Contemporary Conflict Resolution: The prevention, management and transformation of deadly conflicts
Title | Contemporary Conflict Resolution: The prevention, management and transformation of deadly conflicts PDF eBook |
Author | Hugh Miall |
Publisher | Polity |
Pages | 270 |
Release | 1999-08-10 |
Genre | Political Science |
ISBN | 9780745620350 |
This is the first integrated survey of conflict resolution since the Cold War, offering an ideal introduction to the subject and an authoritative assessment of its current stage of development.
Iran's Nuclear Diplomacy
Title | Iran's Nuclear Diplomacy PDF eBook |
Author | Bernd Kaussler |
Publisher | Routledge |
Pages | 189 |
Release | 2013-07-31 |
Genre | History |
ISBN | 1136162879 |
This book examines the dynamics of relations and the substance of the negotiations between the international community and Iran over the latter's nuclear programme. Iran’s nuclear programme and the alleged threat to international peace and security remains one of the most important issues in the United States, as well as in European foreign affairs.
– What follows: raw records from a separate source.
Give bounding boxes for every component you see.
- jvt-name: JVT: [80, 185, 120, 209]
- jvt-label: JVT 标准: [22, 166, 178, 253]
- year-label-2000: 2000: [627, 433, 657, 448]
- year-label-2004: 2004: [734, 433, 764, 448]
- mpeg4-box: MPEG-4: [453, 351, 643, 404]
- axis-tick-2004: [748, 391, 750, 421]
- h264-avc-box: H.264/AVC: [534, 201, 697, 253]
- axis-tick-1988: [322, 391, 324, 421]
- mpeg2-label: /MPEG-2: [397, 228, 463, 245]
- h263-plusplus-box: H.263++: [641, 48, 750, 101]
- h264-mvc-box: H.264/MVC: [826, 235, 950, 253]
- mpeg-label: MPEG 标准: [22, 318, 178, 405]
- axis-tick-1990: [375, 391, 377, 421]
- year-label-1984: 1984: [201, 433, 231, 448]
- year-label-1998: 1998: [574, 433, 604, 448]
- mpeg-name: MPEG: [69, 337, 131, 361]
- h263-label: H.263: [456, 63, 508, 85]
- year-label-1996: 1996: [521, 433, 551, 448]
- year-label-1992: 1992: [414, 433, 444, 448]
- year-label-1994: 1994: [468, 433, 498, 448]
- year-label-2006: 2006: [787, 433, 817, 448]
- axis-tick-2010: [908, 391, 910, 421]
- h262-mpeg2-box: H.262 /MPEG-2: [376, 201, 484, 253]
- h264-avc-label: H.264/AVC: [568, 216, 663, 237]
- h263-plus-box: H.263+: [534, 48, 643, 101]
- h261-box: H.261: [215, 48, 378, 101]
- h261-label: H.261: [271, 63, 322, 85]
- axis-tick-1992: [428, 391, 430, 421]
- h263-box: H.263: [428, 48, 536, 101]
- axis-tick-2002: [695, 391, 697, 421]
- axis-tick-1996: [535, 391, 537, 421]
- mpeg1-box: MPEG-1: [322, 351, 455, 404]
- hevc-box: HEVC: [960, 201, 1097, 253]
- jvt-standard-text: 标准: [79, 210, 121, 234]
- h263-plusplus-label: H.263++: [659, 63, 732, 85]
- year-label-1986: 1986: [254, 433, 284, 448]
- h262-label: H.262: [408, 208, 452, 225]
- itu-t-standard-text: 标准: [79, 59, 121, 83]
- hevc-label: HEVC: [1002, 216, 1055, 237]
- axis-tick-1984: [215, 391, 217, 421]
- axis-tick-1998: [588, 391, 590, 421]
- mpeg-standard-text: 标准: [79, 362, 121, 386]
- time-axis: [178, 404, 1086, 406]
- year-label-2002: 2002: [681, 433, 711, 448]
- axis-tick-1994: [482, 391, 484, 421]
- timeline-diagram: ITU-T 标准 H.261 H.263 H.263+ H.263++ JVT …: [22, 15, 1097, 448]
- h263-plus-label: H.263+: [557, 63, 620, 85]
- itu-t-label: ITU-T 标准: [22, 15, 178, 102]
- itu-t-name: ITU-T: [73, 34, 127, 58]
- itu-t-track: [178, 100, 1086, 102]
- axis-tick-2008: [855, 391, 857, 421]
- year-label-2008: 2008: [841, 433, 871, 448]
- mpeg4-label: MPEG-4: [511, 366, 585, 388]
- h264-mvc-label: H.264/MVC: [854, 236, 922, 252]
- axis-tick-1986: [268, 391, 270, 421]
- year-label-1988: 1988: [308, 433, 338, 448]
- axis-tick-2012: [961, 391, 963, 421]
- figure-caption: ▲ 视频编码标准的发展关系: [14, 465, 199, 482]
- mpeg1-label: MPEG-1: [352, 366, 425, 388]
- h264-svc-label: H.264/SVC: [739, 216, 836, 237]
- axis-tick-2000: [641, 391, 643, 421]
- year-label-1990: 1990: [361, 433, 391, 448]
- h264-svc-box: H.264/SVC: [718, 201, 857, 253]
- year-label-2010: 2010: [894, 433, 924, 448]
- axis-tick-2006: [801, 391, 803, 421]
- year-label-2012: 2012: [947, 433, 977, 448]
In the US, Iran has dominated the political discourse for over three decades and Europe has spent considerable political capital in finding a diplomatic solution to Iran’s nuclear ambitions. While relations between both states remain subject to mutual hostility, the EU remains a channel of communication and since 2003 has maintained a multilateral negotiation framework. By and large, the narrative on nuclear negotiations is dominated by constructivist and realist literature, portraying relations between the US and Iran in ideological terms as a prolonged struggle for regional influence. Embedded within conflict resolution and diplomatic theory, this work attempts to bridge this gap. Drawing upon primary documents and interviews, the text examines negotiation behaviour, and strategies and tools of statecraft, as well as analysing technical aspects of initiatives concerning the nuclear programme. This book will be of much interest to students of nuclear proliferation, international diplomacy, Middle Eastern politics, security studies and IR in general.